Intervention de Jean-Philippe Grand

Monsieur le président, chers collègues, la commande publique représente entre 10 et 15 % du PIB de la France, elle constitue donc un formidable effet de levier pour montrer l’exemple et mieux intégrer le développement durable dans la société. Le schéma de promotion  des achats publics responsables est une réponse majeure aux enjeux d’une société que nous voulons plus juste et plus écologique.

La loi relative à la transition énergétique a élargi ce schéma à la « promotion des achats publics écologiquement responsables ».

Dès le début de la mandature, la  Région Centre-Val de Loire a donc choisi de s’engager dans l’élaboration de ce schéma en identifiant 3 responsabilités : économique, sociale et environnementale.

Dans les trois minutes qui me sont imparties, je ne peux évidemment pas commenter l’ensemble des actions mais permettez-moi d’en expliquer la philosophie.

Je me permets de saluer la méthode d’élaboration de ce schéma qui a privilégiée le travail de groupe. Je tiens à remercier toutes les personnes au sein de l’ensemble des services, les élus et les personnes qualifiées qui ont activement participé à cette co-construction.

S’agissant de la responsabilité économique, la Région entend contribuer au développement des entreprises régionales, notamment en leur permettant d’engager la conversion écologique de leurs productions. Cet objectif passe aussi par la commande publique :

-avec une réflexion en coût complet, pour que nos décisions intègrent notamment les coûts d’utilisation et la prise en compte de la performance écologique ;

-en facilitant l’accès à la commande publique pour le tissu économique régional (TPE, PME mais aussi les acteurs de l’économie sociale et solidaire) ;

-en travaillant de manière collaborative sur l’expression des besoins.

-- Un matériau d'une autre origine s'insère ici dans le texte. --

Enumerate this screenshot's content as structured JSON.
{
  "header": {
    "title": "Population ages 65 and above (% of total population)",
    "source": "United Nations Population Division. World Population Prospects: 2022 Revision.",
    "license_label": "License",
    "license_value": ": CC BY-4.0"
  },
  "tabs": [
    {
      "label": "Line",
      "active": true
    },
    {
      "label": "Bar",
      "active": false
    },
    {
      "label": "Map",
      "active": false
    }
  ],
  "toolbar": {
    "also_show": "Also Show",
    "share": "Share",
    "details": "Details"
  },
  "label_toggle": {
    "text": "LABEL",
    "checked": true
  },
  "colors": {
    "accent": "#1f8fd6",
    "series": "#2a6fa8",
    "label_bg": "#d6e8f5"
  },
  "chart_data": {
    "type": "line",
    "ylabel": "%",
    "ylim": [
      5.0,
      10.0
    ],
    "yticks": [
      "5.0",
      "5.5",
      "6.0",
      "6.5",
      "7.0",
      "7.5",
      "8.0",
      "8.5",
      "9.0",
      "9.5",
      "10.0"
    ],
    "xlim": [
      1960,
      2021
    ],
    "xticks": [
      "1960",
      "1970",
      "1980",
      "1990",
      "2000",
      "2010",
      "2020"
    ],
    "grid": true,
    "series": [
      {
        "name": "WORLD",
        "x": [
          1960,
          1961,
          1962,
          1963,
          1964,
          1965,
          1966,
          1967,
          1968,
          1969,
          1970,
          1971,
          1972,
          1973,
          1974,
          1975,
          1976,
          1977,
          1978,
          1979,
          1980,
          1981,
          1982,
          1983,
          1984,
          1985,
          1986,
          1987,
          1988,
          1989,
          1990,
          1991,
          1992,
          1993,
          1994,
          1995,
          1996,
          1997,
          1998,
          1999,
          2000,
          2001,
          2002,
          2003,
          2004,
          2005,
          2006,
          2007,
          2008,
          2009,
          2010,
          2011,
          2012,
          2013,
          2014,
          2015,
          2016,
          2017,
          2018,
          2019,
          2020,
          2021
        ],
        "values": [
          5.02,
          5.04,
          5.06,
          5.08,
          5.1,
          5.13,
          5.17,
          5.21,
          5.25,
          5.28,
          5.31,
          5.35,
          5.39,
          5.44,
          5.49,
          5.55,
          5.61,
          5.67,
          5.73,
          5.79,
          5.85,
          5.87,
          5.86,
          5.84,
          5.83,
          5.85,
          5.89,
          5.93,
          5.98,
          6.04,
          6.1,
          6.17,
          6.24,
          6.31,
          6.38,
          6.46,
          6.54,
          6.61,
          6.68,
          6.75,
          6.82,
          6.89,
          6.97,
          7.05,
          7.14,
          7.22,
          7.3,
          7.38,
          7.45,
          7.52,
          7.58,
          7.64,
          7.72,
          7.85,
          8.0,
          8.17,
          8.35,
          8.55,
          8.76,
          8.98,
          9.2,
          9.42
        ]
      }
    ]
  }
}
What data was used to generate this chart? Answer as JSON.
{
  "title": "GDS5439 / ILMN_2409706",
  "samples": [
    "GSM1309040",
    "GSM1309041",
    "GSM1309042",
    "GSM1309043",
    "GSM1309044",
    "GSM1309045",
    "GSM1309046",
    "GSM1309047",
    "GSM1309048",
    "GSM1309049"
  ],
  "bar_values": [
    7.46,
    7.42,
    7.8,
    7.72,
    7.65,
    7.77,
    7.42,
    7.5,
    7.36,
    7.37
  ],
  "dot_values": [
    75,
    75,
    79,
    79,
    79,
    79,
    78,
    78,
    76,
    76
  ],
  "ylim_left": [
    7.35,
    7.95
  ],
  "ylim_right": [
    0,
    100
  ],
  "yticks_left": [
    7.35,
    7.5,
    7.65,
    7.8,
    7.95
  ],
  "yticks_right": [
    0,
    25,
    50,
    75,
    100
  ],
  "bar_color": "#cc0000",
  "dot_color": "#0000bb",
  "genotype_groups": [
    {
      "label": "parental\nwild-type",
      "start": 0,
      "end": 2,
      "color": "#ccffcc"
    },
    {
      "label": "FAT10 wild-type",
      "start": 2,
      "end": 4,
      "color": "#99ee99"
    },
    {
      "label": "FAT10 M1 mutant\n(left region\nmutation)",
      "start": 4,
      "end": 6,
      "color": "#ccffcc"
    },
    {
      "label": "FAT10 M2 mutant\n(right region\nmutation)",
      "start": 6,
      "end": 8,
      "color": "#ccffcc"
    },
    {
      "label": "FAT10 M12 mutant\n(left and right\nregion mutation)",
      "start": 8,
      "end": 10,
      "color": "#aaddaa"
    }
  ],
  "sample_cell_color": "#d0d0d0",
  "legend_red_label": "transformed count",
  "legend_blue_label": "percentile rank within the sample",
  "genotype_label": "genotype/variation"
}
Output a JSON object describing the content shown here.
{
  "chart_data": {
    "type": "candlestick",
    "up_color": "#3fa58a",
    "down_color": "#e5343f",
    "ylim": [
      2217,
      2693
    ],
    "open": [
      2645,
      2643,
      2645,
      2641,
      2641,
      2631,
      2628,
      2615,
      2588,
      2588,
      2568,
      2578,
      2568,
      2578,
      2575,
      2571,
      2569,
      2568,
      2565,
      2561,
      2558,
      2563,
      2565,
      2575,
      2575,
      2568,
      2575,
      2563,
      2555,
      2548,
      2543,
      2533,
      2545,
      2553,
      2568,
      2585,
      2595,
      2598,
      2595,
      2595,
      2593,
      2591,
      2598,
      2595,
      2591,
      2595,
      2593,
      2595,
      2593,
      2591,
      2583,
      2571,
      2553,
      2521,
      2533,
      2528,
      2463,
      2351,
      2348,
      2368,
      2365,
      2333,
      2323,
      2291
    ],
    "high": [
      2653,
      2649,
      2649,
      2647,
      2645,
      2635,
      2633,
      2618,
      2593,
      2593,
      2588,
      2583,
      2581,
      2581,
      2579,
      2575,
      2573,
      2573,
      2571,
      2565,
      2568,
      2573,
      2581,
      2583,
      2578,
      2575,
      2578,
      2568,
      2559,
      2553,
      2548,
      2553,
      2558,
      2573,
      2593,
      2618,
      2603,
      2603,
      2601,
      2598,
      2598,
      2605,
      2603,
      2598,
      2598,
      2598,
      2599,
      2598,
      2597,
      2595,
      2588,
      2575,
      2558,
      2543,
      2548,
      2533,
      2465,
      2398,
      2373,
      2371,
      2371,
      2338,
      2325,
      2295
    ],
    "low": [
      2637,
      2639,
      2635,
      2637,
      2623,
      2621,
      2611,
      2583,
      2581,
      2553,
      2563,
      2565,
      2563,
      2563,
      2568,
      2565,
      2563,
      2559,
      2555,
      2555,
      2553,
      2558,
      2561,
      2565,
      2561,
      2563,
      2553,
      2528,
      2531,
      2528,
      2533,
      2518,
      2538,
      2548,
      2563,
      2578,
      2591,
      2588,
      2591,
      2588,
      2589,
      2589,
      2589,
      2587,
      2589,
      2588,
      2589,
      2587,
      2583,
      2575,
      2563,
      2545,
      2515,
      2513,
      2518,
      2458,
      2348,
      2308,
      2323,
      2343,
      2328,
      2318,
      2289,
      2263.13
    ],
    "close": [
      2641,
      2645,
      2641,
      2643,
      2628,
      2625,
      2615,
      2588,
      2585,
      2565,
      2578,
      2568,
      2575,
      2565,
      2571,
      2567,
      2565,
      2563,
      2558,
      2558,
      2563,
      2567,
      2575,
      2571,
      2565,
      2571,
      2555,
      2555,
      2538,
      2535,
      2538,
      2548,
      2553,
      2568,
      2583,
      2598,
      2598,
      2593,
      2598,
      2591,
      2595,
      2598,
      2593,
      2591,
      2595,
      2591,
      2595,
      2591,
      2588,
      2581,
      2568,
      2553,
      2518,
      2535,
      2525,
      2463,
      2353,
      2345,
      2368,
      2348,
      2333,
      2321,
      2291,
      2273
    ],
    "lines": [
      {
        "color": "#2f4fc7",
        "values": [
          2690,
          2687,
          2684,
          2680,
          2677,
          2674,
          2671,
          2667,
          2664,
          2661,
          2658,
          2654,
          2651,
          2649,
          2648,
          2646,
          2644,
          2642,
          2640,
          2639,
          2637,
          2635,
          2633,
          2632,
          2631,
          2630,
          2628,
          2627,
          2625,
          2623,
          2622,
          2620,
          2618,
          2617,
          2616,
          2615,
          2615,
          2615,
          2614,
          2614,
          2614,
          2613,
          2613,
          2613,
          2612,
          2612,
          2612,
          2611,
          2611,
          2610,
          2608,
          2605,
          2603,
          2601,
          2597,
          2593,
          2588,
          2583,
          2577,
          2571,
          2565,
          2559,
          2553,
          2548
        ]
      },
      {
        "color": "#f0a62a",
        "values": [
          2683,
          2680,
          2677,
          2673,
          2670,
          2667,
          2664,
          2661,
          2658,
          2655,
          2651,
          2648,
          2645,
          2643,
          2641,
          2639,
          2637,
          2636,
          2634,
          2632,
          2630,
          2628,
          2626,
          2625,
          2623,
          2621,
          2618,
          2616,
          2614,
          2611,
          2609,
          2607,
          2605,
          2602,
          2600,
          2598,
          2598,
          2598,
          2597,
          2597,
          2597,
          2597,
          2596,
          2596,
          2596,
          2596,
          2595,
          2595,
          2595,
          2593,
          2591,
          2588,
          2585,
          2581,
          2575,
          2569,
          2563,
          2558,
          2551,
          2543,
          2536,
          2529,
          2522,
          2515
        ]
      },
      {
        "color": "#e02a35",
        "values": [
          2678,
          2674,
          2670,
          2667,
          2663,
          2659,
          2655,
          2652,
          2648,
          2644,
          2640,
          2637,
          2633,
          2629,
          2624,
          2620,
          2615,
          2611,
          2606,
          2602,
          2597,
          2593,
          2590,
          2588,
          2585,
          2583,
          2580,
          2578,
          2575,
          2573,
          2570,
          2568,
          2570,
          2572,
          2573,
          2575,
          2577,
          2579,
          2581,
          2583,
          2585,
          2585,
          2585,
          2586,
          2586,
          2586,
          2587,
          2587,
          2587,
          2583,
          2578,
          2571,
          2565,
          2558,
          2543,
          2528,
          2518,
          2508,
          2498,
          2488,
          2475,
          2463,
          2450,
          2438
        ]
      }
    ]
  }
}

Pour ce qui est de la responsabilité sociale, notre Conseil régional, parce que ce sont ses valeurs, est engagé dans la mise en œuvre  d’une politique sociale volontariste, en lien notamment avec les acteurs de l’insertion sociale. La commande publique là aussi est un levier :

-avec les clauses d’insertion sociales dans les marchés, ce que l’on fait déjà pour les marchés de travaux, mais en élargissant le périmètre des marchés ;

-en développant aussi, lorsque l’objet et les conditions d’exécution s’y prêtent, des clauses sur le commerce équitable et l’achat éthique ;

-en développant nos relations avec le Secteur Adapté et Protégé (SAP) à travers la mise en place d’une démarche de sourçage sur certains marchés déterminés ;

-en déployant la « charte régionale pour limiter le recours abusif au travail détaché et protéger l’emploi local » adoptée à l’automne dernier.

J’en viens à la responsabilité environnementale : en cohérence avec l’engagement de notre collectivité en faveur de l’environnement, ce schéma doit renforcer notre exemplarité environnementale, en prenant en compte lors de chaque achat ses impacts positifs ou négatifs sur le climat et sur la biodiversité et donc en privilégiant des produits et services qui limitent la production de déchets.

Les chantiers sont connus :

-c’est l’économie circulaire pour prévenir la production des déchets dans la commande publique ou à défaut de permettre leur valorisation future ;

-ce sont les économies d’énergie afin de lutter contre le dérèglement climatique ;

-c’est la recherche d’une faible empreinte écologique pour respecter les ressources naturelles ;

-c’est la qualité constructive des bâtiments responsables : l’objectif à terme devant être de généraliser la démarche d’écoconstruction pour toutes les opérations de construction et de rénovation d’envergure, dans les lycées, les CFA, les bâtiments administratifs et pour toutes les opérations financées par la Région ;

-c’est  développer les circuits courts, pour les achats alimentaires mais pas seulement ;

-c’est enfin une ambition particulière dans la restauration dans les lycées où la Région a décidé d’augmenter la part des denrées de qualité, de saison, notamment issues de l’agriculture paysanne et/ou biologique.